Eyesore of the week

By Sam Inglot

Eyesore 5/30/12

Property: 1701 Bailey St., Lansing

Owner: CRN Management, LLC

Assessed value: $11,900

Owner says: Could not be reached for comment

This house in the Baker-Donora Neighborhood screams, “Not welcome.” It’s plain to see that the owner wants no one near as soon as you look at it. As if the three broken porch steps aren’t enough of a deterrent, a large piece of the beige-colored wood siding serves as a barricade to the porch entrance: It resembles a blank billboard as it blocks access to the main door, which is also boarded up with siding. The north end of the house features an overgrown and trash-strewn gravel parking spot.
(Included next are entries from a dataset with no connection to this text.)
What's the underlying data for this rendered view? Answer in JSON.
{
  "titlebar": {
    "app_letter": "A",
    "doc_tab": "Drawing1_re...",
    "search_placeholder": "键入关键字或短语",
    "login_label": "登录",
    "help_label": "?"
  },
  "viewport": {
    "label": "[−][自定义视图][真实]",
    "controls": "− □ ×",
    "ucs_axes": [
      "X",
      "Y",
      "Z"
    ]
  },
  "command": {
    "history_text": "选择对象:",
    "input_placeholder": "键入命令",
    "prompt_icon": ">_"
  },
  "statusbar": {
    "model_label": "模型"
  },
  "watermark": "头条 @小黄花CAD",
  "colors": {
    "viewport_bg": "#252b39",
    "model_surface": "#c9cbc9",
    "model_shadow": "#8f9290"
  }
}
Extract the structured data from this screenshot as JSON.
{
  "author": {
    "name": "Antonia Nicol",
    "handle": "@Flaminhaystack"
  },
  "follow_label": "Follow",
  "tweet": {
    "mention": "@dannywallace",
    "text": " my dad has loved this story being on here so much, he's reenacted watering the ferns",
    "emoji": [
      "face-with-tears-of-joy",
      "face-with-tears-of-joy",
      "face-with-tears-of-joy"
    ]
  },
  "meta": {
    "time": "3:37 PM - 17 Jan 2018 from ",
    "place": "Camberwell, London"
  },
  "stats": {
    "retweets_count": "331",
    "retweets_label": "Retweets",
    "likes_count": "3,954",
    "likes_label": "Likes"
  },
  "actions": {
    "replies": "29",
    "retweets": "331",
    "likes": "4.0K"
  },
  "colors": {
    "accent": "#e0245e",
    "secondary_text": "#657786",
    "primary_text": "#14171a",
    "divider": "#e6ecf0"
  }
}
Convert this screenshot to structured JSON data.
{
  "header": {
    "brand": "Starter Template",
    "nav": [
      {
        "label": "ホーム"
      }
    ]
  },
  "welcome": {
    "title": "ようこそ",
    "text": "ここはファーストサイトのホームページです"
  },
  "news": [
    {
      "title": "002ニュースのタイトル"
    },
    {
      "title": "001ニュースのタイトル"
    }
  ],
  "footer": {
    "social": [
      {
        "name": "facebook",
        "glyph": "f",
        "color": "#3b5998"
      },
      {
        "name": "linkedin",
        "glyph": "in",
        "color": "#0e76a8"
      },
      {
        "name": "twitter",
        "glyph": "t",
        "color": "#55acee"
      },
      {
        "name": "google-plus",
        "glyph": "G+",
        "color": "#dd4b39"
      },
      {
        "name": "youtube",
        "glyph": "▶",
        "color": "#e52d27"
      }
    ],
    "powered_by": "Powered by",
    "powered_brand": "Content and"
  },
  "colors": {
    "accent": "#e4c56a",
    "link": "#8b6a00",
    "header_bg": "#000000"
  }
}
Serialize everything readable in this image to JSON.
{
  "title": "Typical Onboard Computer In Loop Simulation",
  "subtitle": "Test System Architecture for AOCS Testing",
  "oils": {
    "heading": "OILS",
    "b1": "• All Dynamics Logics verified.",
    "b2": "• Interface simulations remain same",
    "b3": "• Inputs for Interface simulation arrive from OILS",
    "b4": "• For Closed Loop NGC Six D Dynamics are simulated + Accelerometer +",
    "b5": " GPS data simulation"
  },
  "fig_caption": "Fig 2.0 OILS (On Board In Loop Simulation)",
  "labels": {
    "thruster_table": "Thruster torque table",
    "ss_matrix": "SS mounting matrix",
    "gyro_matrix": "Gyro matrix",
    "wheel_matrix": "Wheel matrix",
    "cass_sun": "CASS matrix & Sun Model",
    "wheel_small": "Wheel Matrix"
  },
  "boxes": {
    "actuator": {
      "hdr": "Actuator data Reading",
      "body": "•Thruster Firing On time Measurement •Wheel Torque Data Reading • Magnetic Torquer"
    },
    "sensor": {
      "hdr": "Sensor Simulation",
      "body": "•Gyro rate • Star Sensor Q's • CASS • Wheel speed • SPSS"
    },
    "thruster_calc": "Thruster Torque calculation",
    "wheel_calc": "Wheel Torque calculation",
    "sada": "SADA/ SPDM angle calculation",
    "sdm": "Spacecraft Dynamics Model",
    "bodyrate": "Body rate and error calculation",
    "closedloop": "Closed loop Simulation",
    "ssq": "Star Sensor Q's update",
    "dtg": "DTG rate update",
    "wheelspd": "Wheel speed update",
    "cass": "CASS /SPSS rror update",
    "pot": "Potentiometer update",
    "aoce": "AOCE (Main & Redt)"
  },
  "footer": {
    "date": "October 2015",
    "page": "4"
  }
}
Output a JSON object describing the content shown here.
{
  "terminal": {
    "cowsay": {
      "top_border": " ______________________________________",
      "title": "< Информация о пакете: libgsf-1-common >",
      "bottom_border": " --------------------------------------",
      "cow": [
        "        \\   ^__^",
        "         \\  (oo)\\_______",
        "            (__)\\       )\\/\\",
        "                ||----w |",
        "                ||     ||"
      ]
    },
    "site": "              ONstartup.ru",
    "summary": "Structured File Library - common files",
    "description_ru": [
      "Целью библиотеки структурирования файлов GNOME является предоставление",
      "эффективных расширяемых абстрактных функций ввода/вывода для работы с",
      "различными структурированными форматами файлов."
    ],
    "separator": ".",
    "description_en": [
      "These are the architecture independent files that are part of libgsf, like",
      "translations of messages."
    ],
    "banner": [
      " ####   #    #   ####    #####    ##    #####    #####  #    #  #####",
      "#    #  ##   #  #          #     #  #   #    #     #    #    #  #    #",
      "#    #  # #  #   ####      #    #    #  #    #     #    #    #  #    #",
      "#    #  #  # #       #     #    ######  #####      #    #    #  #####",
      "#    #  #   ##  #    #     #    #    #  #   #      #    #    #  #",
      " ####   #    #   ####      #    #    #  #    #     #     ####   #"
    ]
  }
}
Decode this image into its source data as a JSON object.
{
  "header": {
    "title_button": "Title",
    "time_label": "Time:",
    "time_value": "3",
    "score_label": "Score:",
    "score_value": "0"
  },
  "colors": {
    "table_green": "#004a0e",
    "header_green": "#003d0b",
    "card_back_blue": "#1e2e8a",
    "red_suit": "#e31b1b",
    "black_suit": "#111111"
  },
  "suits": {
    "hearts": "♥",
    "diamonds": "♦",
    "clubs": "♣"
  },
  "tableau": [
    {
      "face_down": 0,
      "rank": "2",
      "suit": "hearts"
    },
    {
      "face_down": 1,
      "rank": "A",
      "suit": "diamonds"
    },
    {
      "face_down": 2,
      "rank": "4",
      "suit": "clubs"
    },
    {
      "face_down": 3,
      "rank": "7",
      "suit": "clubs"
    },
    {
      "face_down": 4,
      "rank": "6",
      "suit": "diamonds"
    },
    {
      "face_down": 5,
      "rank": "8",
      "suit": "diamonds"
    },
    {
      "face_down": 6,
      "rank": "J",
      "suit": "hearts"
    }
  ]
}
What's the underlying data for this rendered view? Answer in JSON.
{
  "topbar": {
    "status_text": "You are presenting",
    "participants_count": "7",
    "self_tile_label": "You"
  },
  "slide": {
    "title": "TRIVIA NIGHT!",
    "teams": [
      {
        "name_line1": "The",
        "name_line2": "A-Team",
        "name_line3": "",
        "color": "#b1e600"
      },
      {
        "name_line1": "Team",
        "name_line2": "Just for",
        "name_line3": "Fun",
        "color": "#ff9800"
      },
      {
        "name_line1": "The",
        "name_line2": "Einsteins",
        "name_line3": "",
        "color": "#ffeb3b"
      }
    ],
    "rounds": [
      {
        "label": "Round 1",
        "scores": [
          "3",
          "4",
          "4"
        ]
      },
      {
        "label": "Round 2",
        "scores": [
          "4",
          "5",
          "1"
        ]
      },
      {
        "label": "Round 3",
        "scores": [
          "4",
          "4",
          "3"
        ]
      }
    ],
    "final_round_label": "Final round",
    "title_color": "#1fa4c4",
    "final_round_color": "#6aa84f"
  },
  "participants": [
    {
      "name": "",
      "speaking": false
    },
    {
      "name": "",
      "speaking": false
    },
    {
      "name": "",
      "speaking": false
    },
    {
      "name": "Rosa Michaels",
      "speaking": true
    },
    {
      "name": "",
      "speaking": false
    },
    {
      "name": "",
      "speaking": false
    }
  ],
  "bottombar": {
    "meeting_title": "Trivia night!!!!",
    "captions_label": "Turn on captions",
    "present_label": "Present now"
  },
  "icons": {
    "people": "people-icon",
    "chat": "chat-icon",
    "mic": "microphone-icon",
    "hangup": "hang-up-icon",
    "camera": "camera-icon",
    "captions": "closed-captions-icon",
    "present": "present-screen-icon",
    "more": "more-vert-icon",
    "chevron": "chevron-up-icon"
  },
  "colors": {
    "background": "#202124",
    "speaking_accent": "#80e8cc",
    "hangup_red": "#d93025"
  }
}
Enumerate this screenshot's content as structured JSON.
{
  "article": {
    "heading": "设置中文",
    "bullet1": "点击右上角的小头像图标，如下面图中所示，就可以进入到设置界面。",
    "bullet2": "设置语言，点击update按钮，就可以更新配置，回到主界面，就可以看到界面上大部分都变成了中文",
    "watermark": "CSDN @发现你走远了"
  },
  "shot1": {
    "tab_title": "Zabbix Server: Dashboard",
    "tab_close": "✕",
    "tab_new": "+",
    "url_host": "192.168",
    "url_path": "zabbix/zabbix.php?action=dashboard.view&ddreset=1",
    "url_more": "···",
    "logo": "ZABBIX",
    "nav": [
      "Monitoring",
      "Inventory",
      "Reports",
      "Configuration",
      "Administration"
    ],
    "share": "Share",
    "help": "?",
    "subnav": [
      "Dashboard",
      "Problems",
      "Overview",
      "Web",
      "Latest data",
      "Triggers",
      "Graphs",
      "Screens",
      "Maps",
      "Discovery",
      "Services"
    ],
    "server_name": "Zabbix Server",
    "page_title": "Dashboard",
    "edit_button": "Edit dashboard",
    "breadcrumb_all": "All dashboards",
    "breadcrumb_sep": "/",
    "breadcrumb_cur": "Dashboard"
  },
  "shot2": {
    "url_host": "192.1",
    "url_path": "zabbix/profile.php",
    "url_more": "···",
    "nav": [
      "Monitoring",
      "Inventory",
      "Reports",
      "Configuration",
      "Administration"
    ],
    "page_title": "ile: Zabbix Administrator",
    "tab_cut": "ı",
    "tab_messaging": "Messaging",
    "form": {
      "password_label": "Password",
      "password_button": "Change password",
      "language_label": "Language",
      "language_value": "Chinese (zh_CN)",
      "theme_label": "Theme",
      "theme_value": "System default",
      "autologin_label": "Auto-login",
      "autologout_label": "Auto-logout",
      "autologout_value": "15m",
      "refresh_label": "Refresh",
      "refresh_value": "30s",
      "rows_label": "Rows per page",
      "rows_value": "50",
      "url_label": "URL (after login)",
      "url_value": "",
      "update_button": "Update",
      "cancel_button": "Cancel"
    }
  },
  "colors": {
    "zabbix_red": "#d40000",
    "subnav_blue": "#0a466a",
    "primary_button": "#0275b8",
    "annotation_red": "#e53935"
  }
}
Here you’ll see that the back entrance is no better than the front, as you’d have to climb under the branches of an unkempt tree and hop over an old tire to reach the raised porch entrance and its broken screen door. The small bits of yard that surround the house are speckled with trash and the plant life is in serious need of taming.

Architecture critic Amanda Harrell-Seyburn says: Reduce your footprint by living close together and looking up, not out. Early Lansing residents understood this by building small gable front houses, like 1701 Bailey. The Midwestern row house, set on narrow lots with gable ends turned towards the street, leaves enough space that the houses are still detached yet close enough to speak hello to your neighbor without strain. At a mere 1,200 square feet or less total — and 650 or less for the first floor alone — these two-story houses step lightly on the earth. Buy one. Renovate it. Live in it.